Sabemos que la fibromialgia es más una etiqueta que un diagnóstico, que abarca una red de condiciones y síntomas interconectados. Junto con la fibro, también tengo el síndrome del intestino irritable (SII), que afecta a mi sistema digestivo; la cistitis intersticial, que afecta a mi tracto urinario; la costocondritis, que se refiere al dolor en la pared torácica que a menudo imita un ataque al corazón; el TDPM, que es como el síndrome premenstrual con un dolor amplificado y mayores cambios de humor; y la ATM, que provoca ataques de dolor en la mandíbula. Todas mis enfermedades se tratan por separado, lo que significa muchas citas con el médico, muchos medicamentos y muchos ajustes en el estilo de vida.
«¡Pero si no pareces enfermo!» es una de las frases más comunes que me lanza la gente cuando se entera de que tengo fibromialgia. «Lo sé», respondo. Créanme, lo sé. Me esfuerzo muchísimo para no parecer enferma. También trabajo increíblemente duro para esquivar mis síntomas y permanecer estable.
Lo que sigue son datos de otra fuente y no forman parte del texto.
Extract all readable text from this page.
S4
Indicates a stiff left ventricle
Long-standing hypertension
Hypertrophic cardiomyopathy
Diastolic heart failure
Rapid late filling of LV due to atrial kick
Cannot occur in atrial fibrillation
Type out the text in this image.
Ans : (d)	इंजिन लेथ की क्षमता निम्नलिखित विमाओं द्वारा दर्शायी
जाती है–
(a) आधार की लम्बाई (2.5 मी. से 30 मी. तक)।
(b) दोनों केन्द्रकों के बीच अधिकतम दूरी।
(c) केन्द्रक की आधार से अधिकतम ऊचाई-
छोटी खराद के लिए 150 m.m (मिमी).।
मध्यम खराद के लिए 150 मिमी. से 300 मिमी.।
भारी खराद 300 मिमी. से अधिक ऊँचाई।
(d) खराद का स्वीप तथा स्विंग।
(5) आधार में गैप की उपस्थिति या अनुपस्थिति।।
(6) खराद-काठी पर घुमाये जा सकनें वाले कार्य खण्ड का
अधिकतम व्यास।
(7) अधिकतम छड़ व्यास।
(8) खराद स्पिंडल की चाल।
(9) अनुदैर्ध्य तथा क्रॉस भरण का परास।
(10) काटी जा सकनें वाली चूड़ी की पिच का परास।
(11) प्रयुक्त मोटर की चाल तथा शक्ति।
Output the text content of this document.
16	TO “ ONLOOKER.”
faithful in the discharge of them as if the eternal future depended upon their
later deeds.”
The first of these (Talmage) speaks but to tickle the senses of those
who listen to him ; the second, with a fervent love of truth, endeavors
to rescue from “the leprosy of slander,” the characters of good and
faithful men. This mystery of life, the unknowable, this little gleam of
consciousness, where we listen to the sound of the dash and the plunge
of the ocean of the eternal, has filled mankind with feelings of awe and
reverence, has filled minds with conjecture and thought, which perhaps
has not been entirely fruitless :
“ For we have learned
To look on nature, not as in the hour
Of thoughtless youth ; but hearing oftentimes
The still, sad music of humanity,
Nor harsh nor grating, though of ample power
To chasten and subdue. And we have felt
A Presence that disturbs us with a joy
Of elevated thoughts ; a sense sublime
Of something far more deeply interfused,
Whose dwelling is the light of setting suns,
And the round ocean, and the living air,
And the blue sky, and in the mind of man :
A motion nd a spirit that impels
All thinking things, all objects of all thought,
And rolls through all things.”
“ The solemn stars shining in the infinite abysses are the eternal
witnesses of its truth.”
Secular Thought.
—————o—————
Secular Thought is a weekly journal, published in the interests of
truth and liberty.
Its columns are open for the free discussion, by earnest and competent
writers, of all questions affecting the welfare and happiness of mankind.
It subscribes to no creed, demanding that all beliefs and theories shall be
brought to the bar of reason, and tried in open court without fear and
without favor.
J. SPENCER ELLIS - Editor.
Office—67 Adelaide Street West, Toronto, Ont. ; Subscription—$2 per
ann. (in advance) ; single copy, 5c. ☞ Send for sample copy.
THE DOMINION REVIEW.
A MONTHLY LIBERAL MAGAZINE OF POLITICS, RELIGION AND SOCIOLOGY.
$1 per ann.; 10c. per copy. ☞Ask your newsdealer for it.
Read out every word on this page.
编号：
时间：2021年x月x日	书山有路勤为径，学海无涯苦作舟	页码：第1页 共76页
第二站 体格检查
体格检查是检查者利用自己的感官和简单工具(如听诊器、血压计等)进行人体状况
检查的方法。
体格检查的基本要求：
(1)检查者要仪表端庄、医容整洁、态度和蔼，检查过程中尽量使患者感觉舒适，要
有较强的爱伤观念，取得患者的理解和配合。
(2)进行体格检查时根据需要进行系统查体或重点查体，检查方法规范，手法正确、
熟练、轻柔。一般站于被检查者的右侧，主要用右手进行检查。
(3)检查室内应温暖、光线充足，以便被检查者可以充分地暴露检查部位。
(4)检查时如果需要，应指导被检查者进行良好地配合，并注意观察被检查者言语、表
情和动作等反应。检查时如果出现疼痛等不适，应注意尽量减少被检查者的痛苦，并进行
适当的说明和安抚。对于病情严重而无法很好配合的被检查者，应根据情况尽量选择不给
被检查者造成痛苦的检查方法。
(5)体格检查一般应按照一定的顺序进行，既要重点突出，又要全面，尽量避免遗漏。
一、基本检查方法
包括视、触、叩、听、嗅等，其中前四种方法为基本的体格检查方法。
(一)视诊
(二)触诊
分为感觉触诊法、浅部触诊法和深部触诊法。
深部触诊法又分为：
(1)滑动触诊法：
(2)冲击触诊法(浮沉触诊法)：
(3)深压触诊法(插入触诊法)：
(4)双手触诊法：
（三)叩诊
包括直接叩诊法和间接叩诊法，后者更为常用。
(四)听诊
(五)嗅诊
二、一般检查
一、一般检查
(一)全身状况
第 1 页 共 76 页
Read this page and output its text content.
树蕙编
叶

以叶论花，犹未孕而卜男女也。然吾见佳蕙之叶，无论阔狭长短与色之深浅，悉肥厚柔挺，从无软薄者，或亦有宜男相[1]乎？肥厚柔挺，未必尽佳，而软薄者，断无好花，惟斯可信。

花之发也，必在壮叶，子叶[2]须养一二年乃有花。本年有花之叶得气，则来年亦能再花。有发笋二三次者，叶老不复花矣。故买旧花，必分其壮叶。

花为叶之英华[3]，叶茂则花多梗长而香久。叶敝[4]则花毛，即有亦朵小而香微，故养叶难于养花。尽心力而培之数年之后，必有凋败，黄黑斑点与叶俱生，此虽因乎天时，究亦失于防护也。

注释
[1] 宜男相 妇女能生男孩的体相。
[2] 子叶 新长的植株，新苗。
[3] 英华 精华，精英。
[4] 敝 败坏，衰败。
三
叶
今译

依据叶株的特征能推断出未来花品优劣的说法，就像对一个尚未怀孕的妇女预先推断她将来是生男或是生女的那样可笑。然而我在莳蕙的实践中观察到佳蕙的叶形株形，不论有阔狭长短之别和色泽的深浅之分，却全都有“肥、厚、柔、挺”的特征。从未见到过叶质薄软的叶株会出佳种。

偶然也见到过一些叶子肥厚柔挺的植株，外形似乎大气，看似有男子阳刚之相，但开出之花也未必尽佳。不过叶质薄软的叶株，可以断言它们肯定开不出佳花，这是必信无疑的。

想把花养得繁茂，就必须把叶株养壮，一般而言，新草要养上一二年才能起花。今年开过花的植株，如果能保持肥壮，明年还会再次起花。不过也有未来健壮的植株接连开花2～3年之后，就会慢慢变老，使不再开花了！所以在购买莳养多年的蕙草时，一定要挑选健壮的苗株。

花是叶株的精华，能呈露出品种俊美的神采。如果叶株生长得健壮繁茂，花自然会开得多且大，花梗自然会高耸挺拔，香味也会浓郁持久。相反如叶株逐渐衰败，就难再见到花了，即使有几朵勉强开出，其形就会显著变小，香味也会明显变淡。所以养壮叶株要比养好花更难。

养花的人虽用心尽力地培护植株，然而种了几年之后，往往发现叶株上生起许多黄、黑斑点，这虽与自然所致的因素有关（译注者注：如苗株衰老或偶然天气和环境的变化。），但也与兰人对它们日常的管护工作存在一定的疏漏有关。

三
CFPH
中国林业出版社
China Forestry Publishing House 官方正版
Ejemplos: Si mis amigos están planeando un viaje de acampada, me pregunto si mi cuerpo será capaz de dormir en una superficie dura, o si mi digestión estará demasiado despistada para gestionar tres días lejos de mi rutina. Si entro en un edificio desconocido, busco todos los baños y salidas en caso de un ataque de dolor de pecho o de estómago, algo que he hecho durante años, ya que me siento mucho más cómoda sabiendo que hay un lugar privado para manejar mis síntomas de dolor. Si mi familia planea un viaje a la playa y me pide que me una, ahora es menos emocionante, porque mis medicamentos me hacen sensible a la luz solar. Cada vez que me encuentro con una nueva actividad u obstáculo, realmente me cuestiono si vale la pena.
Como dijo una vez mi amigo Jordan sobre mis calculados intentos de autogestión: «La mayoría de la gente ni siquiera piensa en eso». Me alegro de que no lo hagan. La realidad es que paso la mayor parte de mi tiempo tratando de vivir una vida «normal» en ausencia de brotes de dolor, aunque no sé cómo se siente lo «normal». No estoy segura de haberlo hecho nunca; recuerdo haber tenido síntomas a los cinco años, y probablemente empezaron mucho antes. Mi cuerpo es un cable vivo de sensaciones, el 90 por ciento de las cuales he aprendido a desconectar y a vivir. Y no dejaré que me compadezcan.
¿Otra cosa común que dice la gente sobre mi fibro? «Lo siento mucho». La mayoría de la gente ha oído hablar de la fibromialgia; conocen a alguien que ha sido diagnosticado, han visto los anuncios. Saben que es dolorosa. Pero no es trágico. Al menos no para mí. El dolor ha sido mi compañero constante durante 24 años, y hemos aprendido a sacar el máximo partido de nuestra compañía. El dolor es ahora el sistema de señalización que me dice que necesito controlar mi cuerpo. Me ayuda a bajar el ritmo, a mantenerme bien y a cuidarme como nunca antes lo había hecho.
También puedo atribuir al dolor muchas cosas de mi vida: mis hábitos introvertidos, mis tendencias autorreflexivas, mi forma de escribir. Si no hubiera tenido un brote a los 19 años, nunca habría empezado a escribir sobre salud. No habría llegado a conocerme profundamente, antes de construir una vida social en mis veinte años. No sería quien soy hoy. Y a pesar de muchos defectos, estoy orgullosa de esa chica.
Puede que no sea «normal». Después de todos estos años, he llegado a aceptarlo. Pero tal vez nunca estuve destinada a serlo, y eso finalmente está más que bien.